# Hegner for sale



## alanjm (14 Feb 2007)

If anyone interested there are a couple of Hegner fetsaws available on ebay. Just enter 'hegner' in the serch box


----------



## StevieB (14 Feb 2007)

Aye, there usually are. Typically they go for 200-250ish, possibly more depending on whether they have variable speed and are going to be posted (most are collection only so limit the target audience). There is also a DeWalt that keeps appearing advertised at 240v with a very high start price. I have seen it sold and advertised a couple of times - same picture each time. Not sure I believe that one :roll: 

With the price of the Axminster new being comparable to a second hand Hegner it is a close call, I would want to see the Hegner before paying out that amount of cash I think!

Steve.


----------



## Gill (14 Feb 2007)

Please tell us you have no association with said machines, Alan!

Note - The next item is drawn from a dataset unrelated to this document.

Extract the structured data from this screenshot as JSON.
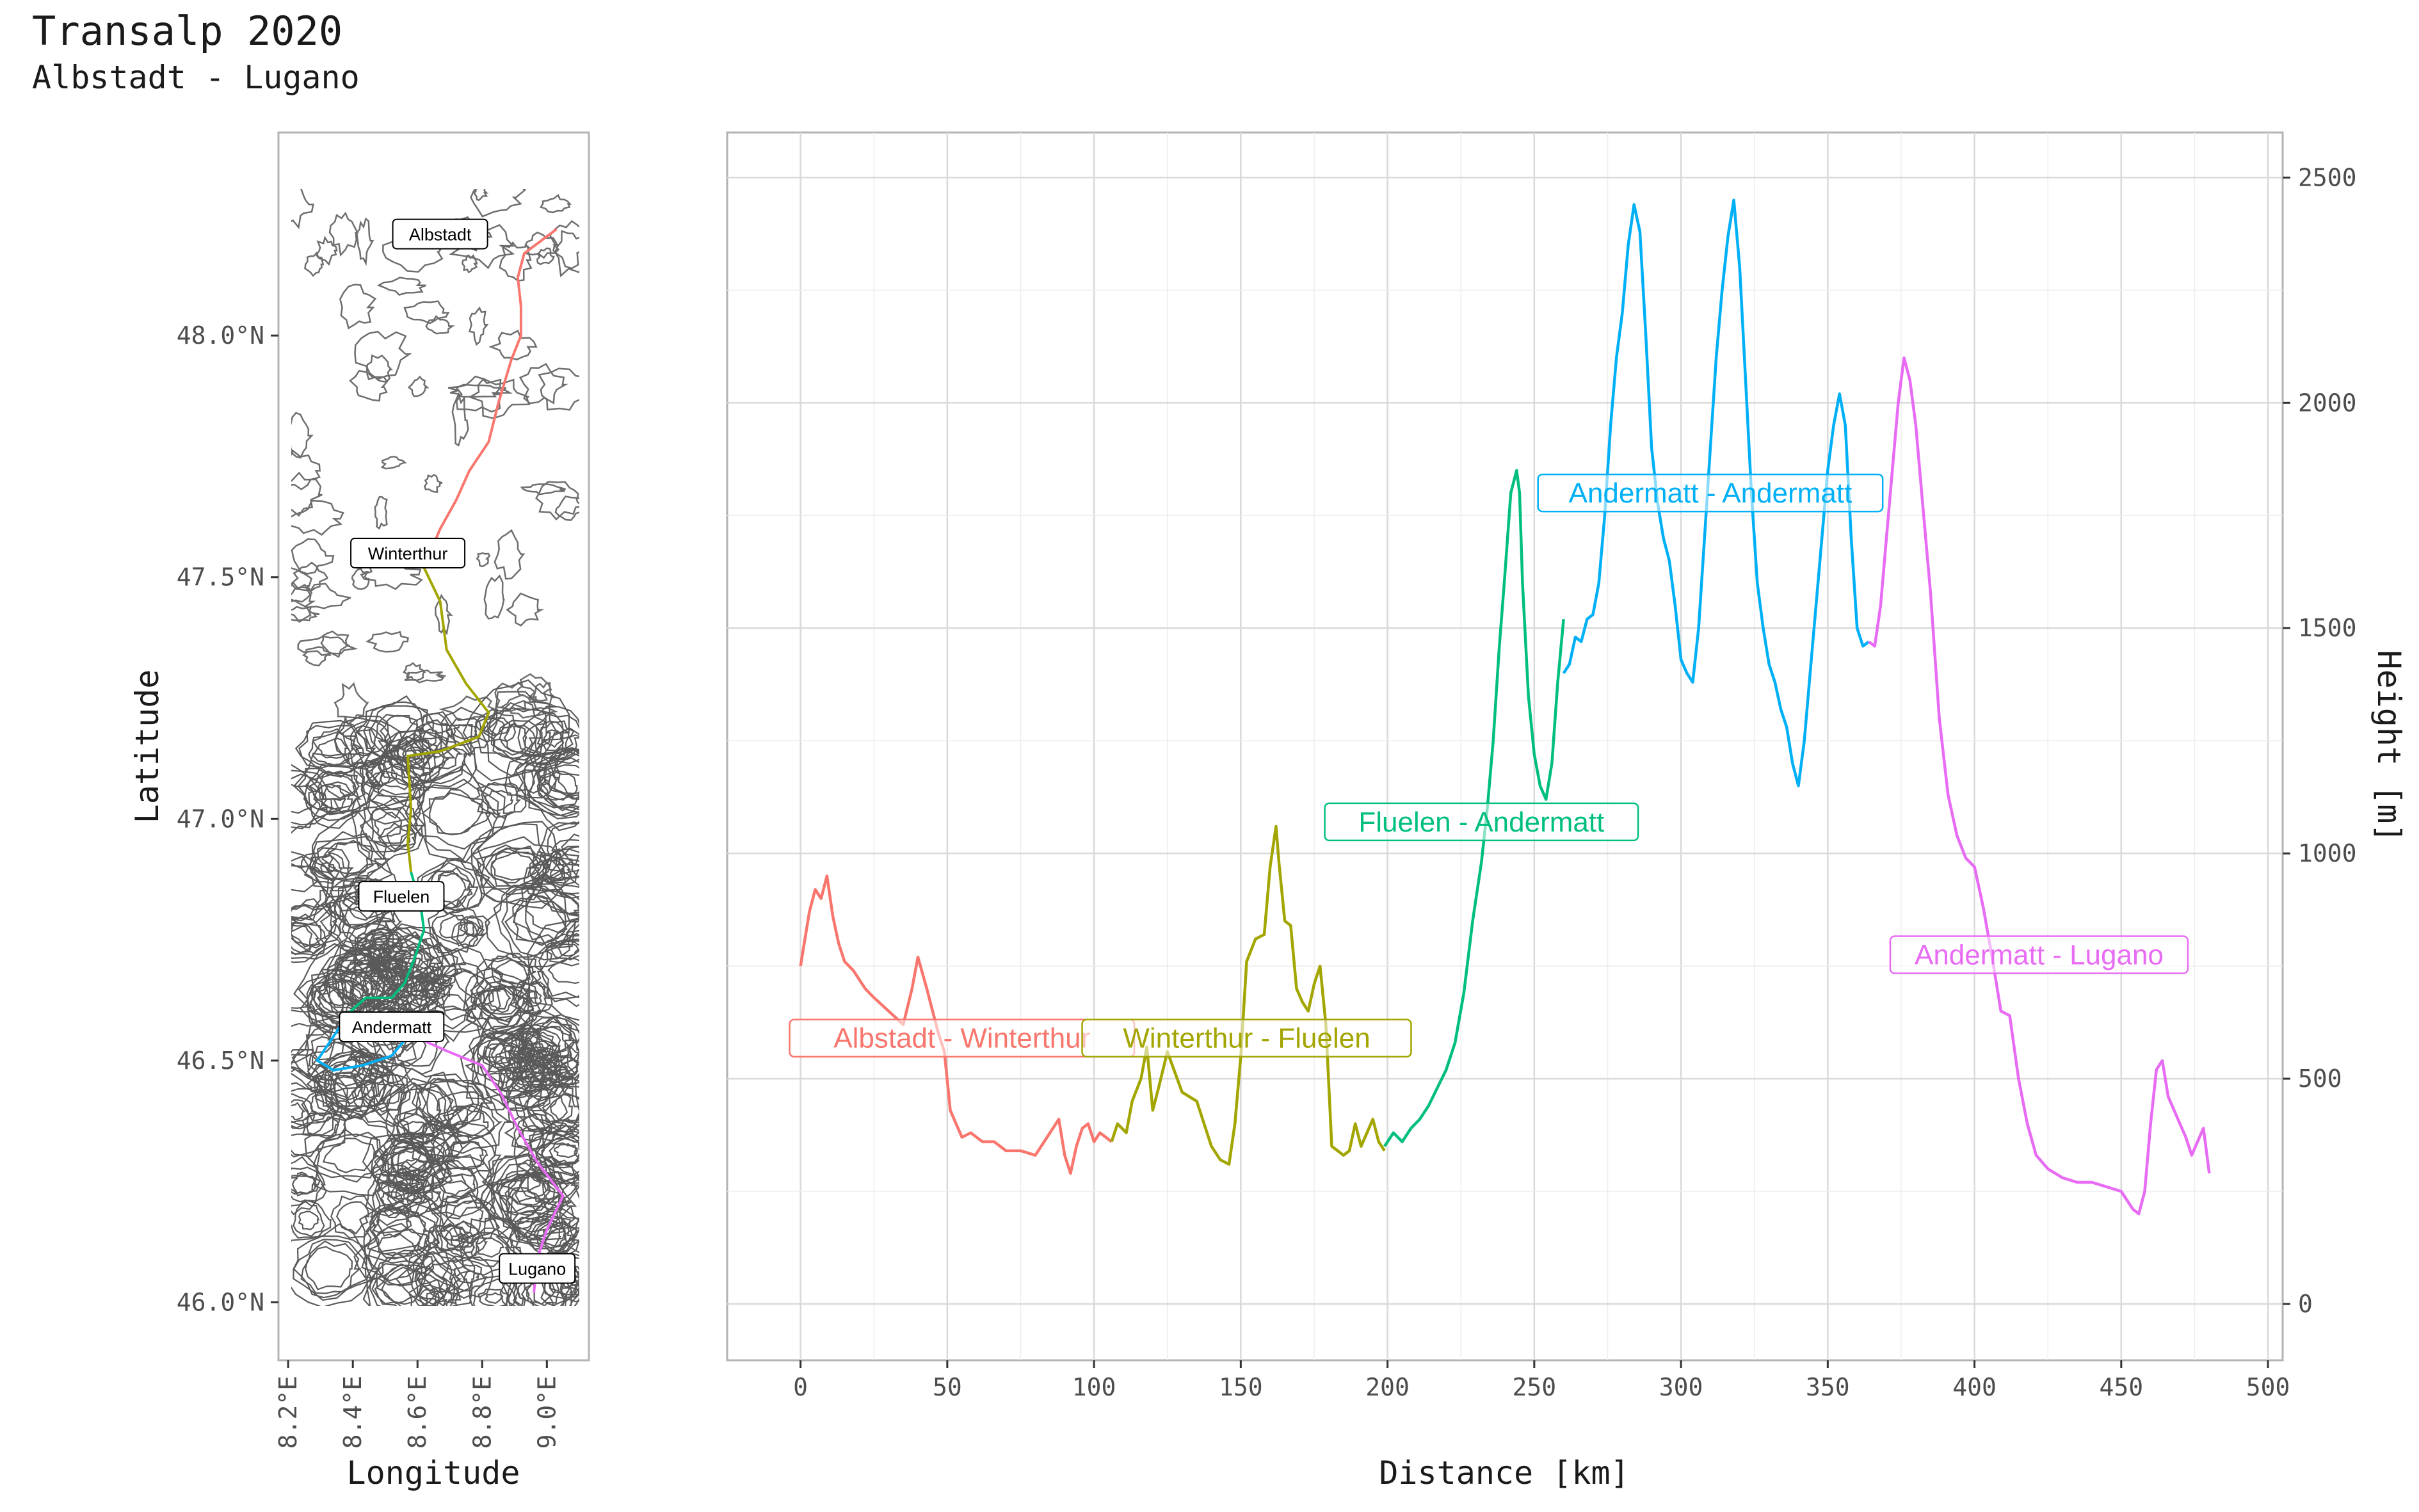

The forum rules (which are a sticky post on every board except this one - I wonder why?) state, 'Members may not promote their own sales that are on other sites such as eBay.' Some of the other moderators have been known to get their blunderbusses out over this issue  .

Taking my 'official' hat off (I hate speaking through it  ), thanks for the pointer. You can often pick up scroll saws at real bargain prices on eBay, although I've also been disappointed with a purchase too.

If anyone's thinking of buying a SIP on eBay, take care. The later models are good value for scrollers on a budget but early models left much to be desired in terms of blade-changing and vibration. Sometimes it's difficult to distinguish between the earlier and later models from the vendor's description.

Gill


----------



## alanjm (15 Feb 2007)

My appologise Gill, though ignorance is no excuse, I'm quite new to this forum and to forums and computer literacy in general and being a chap didn't read the instructions properly. I have no connection with item on ebay. I was looking for the hegner site and entered hegner in search engine and the ebay came up and I got side tracked, as you do, and when I saw the items I vaguely remembered that someone on the forum had mentioned they were looking for a fretsaw: so my intentions were honourable and I promise I won't do it again, hopefully. 

Alanjm


----------



## Gill (15 Feb 2007)

Don't worry, Alan - apologies are definitely not necessary  .

I often wish the forum rules allowed me to draw the attention of other members to potential eBay bargains, but that would only distort the auction and benefit the vendor. In the past, we've had problems with people joining the forum just to promote their own eBay sales :roll: . I know you don't fall into that category of member, but since this is a new board on the forum I felt it was worthwhile making a general point about conduct.

To be honest, none of the machines currently on sale (including the Hegners) strike me as being particular bargains.

Gill


----------